Primary prevention

Cryptococcal polysaccharide antigen (CrAg) screening and preemptive antifungal therapy for people who are CrAg positive improves survival and reduces development of invasive cryptococcal disease.[30][31][32][33][34]​​​​ This has been most rigorously studied in the REMSTART trial, which randomized 2000 individuals with HIV infection and CD4 count <200 cells/microliter to either standard care or standard care plus CrAg screening and adherence counseling.[31] The trial noted a 28% relative reduction in mortality for patients who received CrAg screening and adherence counseling.

The World Health Organization (WHO) and other international guidelines recommend screening all adults and adolescents with HIV infection and a CD4 count <100 cells/microliter before initiating or reinitiating antiretroviral therapy (ART).[23][35]​​​​​ US guidelines recommend routine surveillance testing for serum CrAg in people newly presenting to HIV care who have no overt clinical signs of meningitis and whose CD4 counts are ≤200 cells/microliter, and particularly in those with CD4 counts ≤50 cells/microliter.[20] People with a positive screening test should undergo cerebrospinal fluid evaluation for central nervous system infection.[20] Those who are CrAg positive, without signs or symptoms of meningitis, should be given preemptive antifungal therapy (fluconazole, given as induction, consolidation, and maintenance regimens).[20]
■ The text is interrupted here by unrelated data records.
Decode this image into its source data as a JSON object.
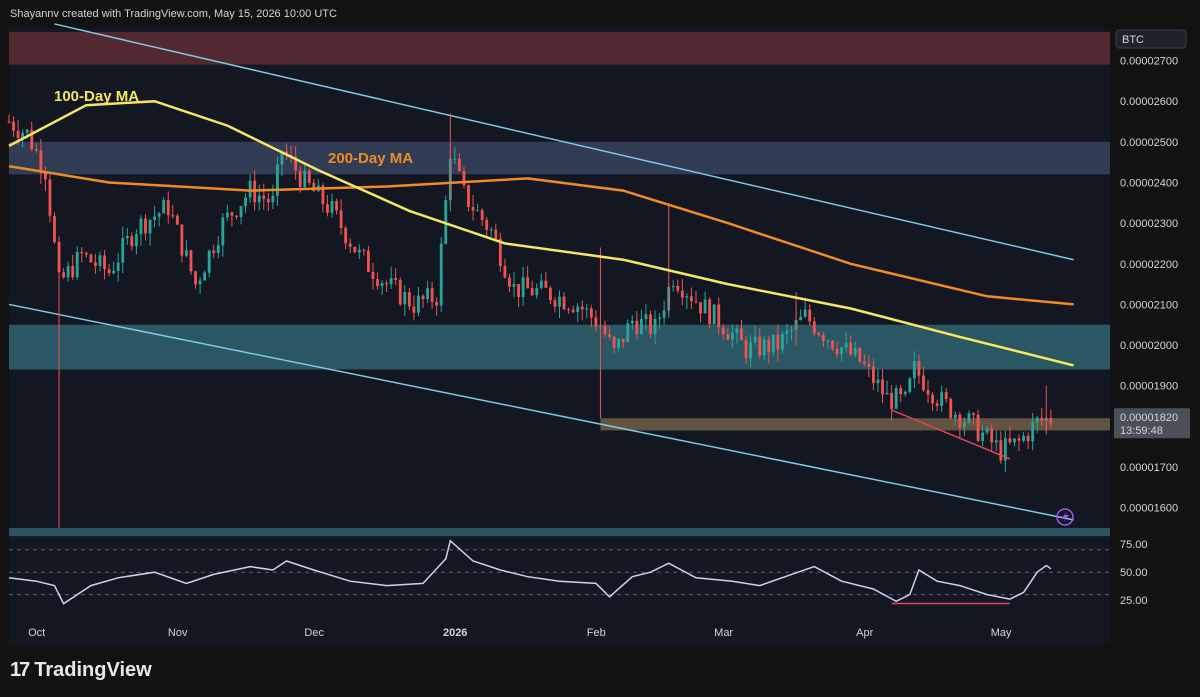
{
  "header": {
    "attribution": "Shayannv created with TradingView.com, May 15, 2026 10:00 UTC"
  },
  "brand": {
    "logo_glyph": "17",
    "name": "TradingView"
  },
  "colors": {
    "bg": "#131722",
    "panel_bg": "#121212",
    "bull": "#26a69a",
    "bear": "#ef5350",
    "ma100": "#f5e663",
    "ma200": "#f08a24",
    "channel": "#7ec8e3",
    "zone_red": "#5b2b33",
    "zone_blue_top": "#34405a",
    "zone_teal": "#2f5d6a",
    "zone_support": "#6b5a44",
    "rsi": "#c9d3f0",
    "divergence": "#e0435a",
    "price_tag": "#4a4f5a"
  },
  "chart_data": [
    {
      "type": "candlestick",
      "symbol_label": "BTC",
      "y_axis_ticks": [
        "0.00002700",
        "0.00002600",
        "0.00002500",
        "0.00002400",
        "0.00002300",
        "0.00002200",
        "0.00002100",
        "0.00002000",
        "0.00001900",
        "0.00001700",
        "0.00001600"
      ],
      "ylim": [
        1.55e-05,
        2.78e-05
      ],
      "x_axis_labels": [
        "Oct",
        "Nov",
        "Dec",
        "2026",
        "Feb",
        "Mar",
        "Apr",
        "May"
      ],
      "x_range": [
        "2025-09-28",
        "2026-05-28"
      ],
      "current_price": "0.00001820",
      "countdown": "13:59:48",
      "annotations": [
        "100-Day MA",
        "200-Day MA"
      ],
      "ohlc_anchors": [
        [
          "2025-09-28",
          2.55e-05
        ],
        [
          "2025-10-02",
          2.52e-05
        ],
        [
          "2025-10-06",
          2.43e-05
        ],
        [
          "2025-10-09",
          2.15e-05
        ],
        [
          "2025-10-14",
          2.22e-05
        ],
        [
          "2025-10-20",
          2.18e-05
        ],
        [
          "2025-10-26",
          2.29e-05
        ],
        [
          "2025-11-02",
          2.34e-05
        ],
        [
          "2025-11-08",
          2.15e-05
        ],
        [
          "2025-11-14",
          2.3e-05
        ],
        [
          "2025-11-20",
          2.38e-05
        ],
        [
          "2025-11-25",
          2.35e-05
        ],
        [
          "2025-11-27",
          2.48e-05
        ],
        [
          "2025-12-02",
          2.4e-05
        ],
        [
          "2025-12-08",
          2.33e-05
        ],
        [
          "2025-12-14",
          2.22e-05
        ],
        [
          "2025-12-20",
          2.15e-05
        ],
        [
          "2025-12-26",
          2.1e-05
        ],
        [
          "2025-12-31",
          2.12e-05
        ],
        [
          "2026-01-02",
          2.35e-05
        ],
        [
          "2026-01-03",
          2.48e-05
        ],
        [
          "2026-01-06",
          2.37e-05
        ],
        [
          "2026-01-12",
          2.28e-05
        ],
        [
          "2026-01-17",
          2.14e-05
        ],
        [
          "2026-01-24",
          2.13e-05
        ],
        [
          "2026-01-31",
          2.1e-05
        ],
        [
          "2026-02-05",
          2.05e-05
        ],
        [
          "2026-02-08",
          1.98e-05
        ],
        [
          "2026-02-12",
          2.06e-05
        ],
        [
          "2026-02-17",
          2.04e-05
        ],
        [
          "2026-02-21",
          2.17e-05
        ],
        [
          "2026-02-27",
          2.1e-05
        ],
        [
          "2026-03-04",
          2.05e-05
        ],
        [
          "2026-03-09",
          1.99e-05
        ],
        [
          "2026-03-16",
          2e-05
        ],
        [
          "2026-03-22",
          2.07e-05
        ],
        [
          "2026-03-28",
          2.01e-05
        ],
        [
          "2026-04-03",
          1.96e-05
        ],
        [
          "2026-04-09",
          1.87e-05
        ],
        [
          "2026-04-13",
          1.86e-05
        ],
        [
          "2026-04-15",
          1.94e-05
        ],
        [
          "2026-04-21",
          1.86e-05
        ],
        [
          "2026-04-27",
          1.81e-05
        ],
        [
          "2026-05-04",
          1.74e-05
        ],
        [
          "2026-05-08",
          1.76e-05
        ],
        [
          "2026-05-12",
          1.81e-05
        ],
        [
          "2026-05-15",
          1.82e-05
        ]
      ],
      "ma100": [
        [
          "2025-09-28",
          2.49e-05
        ],
        [
          "2025-10-15",
          2.59e-05
        ],
        [
          "2025-10-30",
          2.6e-05
        ],
        [
          "2025-11-15",
          2.54e-05
        ],
        [
          "2025-12-05",
          2.43e-05
        ],
        [
          "2025-12-25",
          2.33e-05
        ],
        [
          "2026-01-15",
          2.25e-05
        ],
        [
          "2026-02-10",
          2.21e-05
        ],
        [
          "2026-03-05",
          2.15e-05
        ],
        [
          "2026-04-01",
          2.09e-05
        ],
        [
          "2026-04-25",
          2.02e-05
        ],
        [
          "2026-05-20",
          1.95e-05
        ]
      ],
      "ma200": [
        [
          "2025-09-28",
          2.44e-05
        ],
        [
          "2025-10-20",
          2.4e-05
        ],
        [
          "2025-11-20",
          2.38e-05
        ],
        [
          "2025-12-20",
          2.39e-05
        ],
        [
          "2026-01-20",
          2.41e-05
        ],
        [
          "2026-02-10",
          2.38e-05
        ],
        [
          "2026-03-05",
          2.3e-05
        ],
        [
          "2026-04-01",
          2.2e-05
        ],
        [
          "2026-05-01",
          2.12e-05
        ],
        [
          "2026-05-20",
          2.1e-05
        ]
      ],
      "channel_upper": [
        [
          "2025-10-08",
          2.79e-05
        ],
        [
          "2026-05-20",
          2.21e-05
        ]
      ],
      "channel_lower": [
        [
          "2025-09-28",
          2.1e-05
        ],
        [
          "2026-05-20",
          1.57e-05
        ]
      ],
      "zones": [
        {
          "name": "supply-zone",
          "y": [
            2.69e-05,
            2.77e-05
          ]
        },
        {
          "name": "upper-range-zone",
          "y": [
            2.42e-05,
            2.5e-05
          ]
        },
        {
          "name": "mid-range-zone",
          "y": [
            1.94e-05,
            2.05e-05
          ]
        },
        {
          "name": "support-zone",
          "y": [
            1.79e-05,
            1.82e-05
          ],
          "start": "2026-02-05"
        },
        {
          "name": "bottom-zone",
          "y": [
            1.53e-05,
            1.55e-05
          ]
        }
      ],
      "price_divergence": [
        [
          "2026-04-10",
          1.84e-05
        ],
        [
          "2026-05-06",
          1.72e-05
        ]
      ]
    },
    {
      "type": "line",
      "name": "RSI",
      "y_axis_ticks": [
        "75.00",
        "50.00",
        "25.00"
      ],
      "ylim": [
        10,
        85
      ],
      "levels": [
        70,
        50,
        30
      ],
      "values": [
        [
          "2025-09-28",
          45
        ],
        [
          "2025-10-04",
          42
        ],
        [
          "2025-10-08",
          38
        ],
        [
          "2025-10-10",
          22
        ],
        [
          "2025-10-16",
          38
        ],
        [
          "2025-10-22",
          45
        ],
        [
          "2025-10-30",
          50
        ],
        [
          "2025-11-06",
          40
        ],
        [
          "2025-11-12",
          48
        ],
        [
          "2025-11-20",
          55
        ],
        [
          "2025-11-25",
          52
        ],
        [
          "2025-11-28",
          60
        ],
        [
          "2025-12-04",
          52
        ],
        [
          "2025-12-12",
          42
        ],
        [
          "2025-12-20",
          38
        ],
        [
          "2025-12-28",
          40
        ],
        [
          "2026-01-02",
          62
        ],
        [
          "2026-01-03",
          78
        ],
        [
          "2026-01-08",
          60
        ],
        [
          "2026-01-14",
          52
        ],
        [
          "2026-01-20",
          46
        ],
        [
          "2026-01-27",
          42
        ],
        [
          "2026-02-04",
          40
        ],
        [
          "2026-02-07",
          28
        ],
        [
          "2026-02-12",
          46
        ],
        [
          "2026-02-16",
          50
        ],
        [
          "2026-02-20",
          58
        ],
        [
          "2026-02-26",
          45
        ],
        [
          "2026-03-06",
          42
        ],
        [
          "2026-03-12",
          38
        ],
        [
          "2026-03-19",
          48
        ],
        [
          "2026-03-24",
          55
        ],
        [
          "2026-03-30",
          42
        ],
        [
          "2026-04-06",
          35
        ],
        [
          "2026-04-11",
          24
        ],
        [
          "2026-04-14",
          30
        ],
        [
          "2026-04-16",
          52
        ],
        [
          "2026-04-20",
          42
        ],
        [
          "2026-04-25",
          38
        ],
        [
          "2026-05-01",
          30
        ],
        [
          "2026-05-06",
          26
        ],
        [
          "2026-05-09",
          32
        ],
        [
          "2026-05-12",
          50
        ],
        [
          "2026-05-14",
          56
        ],
        [
          "2026-05-15",
          53
        ]
      ],
      "divergence": [
        [
          "2026-04-10",
          22
        ],
        [
          "2026-05-06",
          22
        ]
      ]
    }
  ]
}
In settings where antigen screening is not available, the WHO recommends initiating fluconazole primary prophylaxis in people with HIV infection and a CD4 count <100 cells/microliter (may also be considered at a higher CD4 count threshold of <200 cells/microliter).[23]

Antifungal prophylaxis in the absence of a positive serum CrAg test is not recommended by US guidelines.[20]

Secondary prevention

Secondary prophylaxis of cryptococcosis involves chronic maintenance therapy with fluconazole as first choice to prevent recurrence of the infection.[20][91]​​​ This may be discontinued in patients who respond to ART (i.e., CD4 cell counts ≥100 cells/microliter, undetectable viral loads on ART, minimum of 1 year of azole antifungal chronic maintenance therapy after successful treatment of cryptococcosis).[20] Maintenance therapy should be reinitiated if the CD4 count decreases to <100 cells/microliter.[20]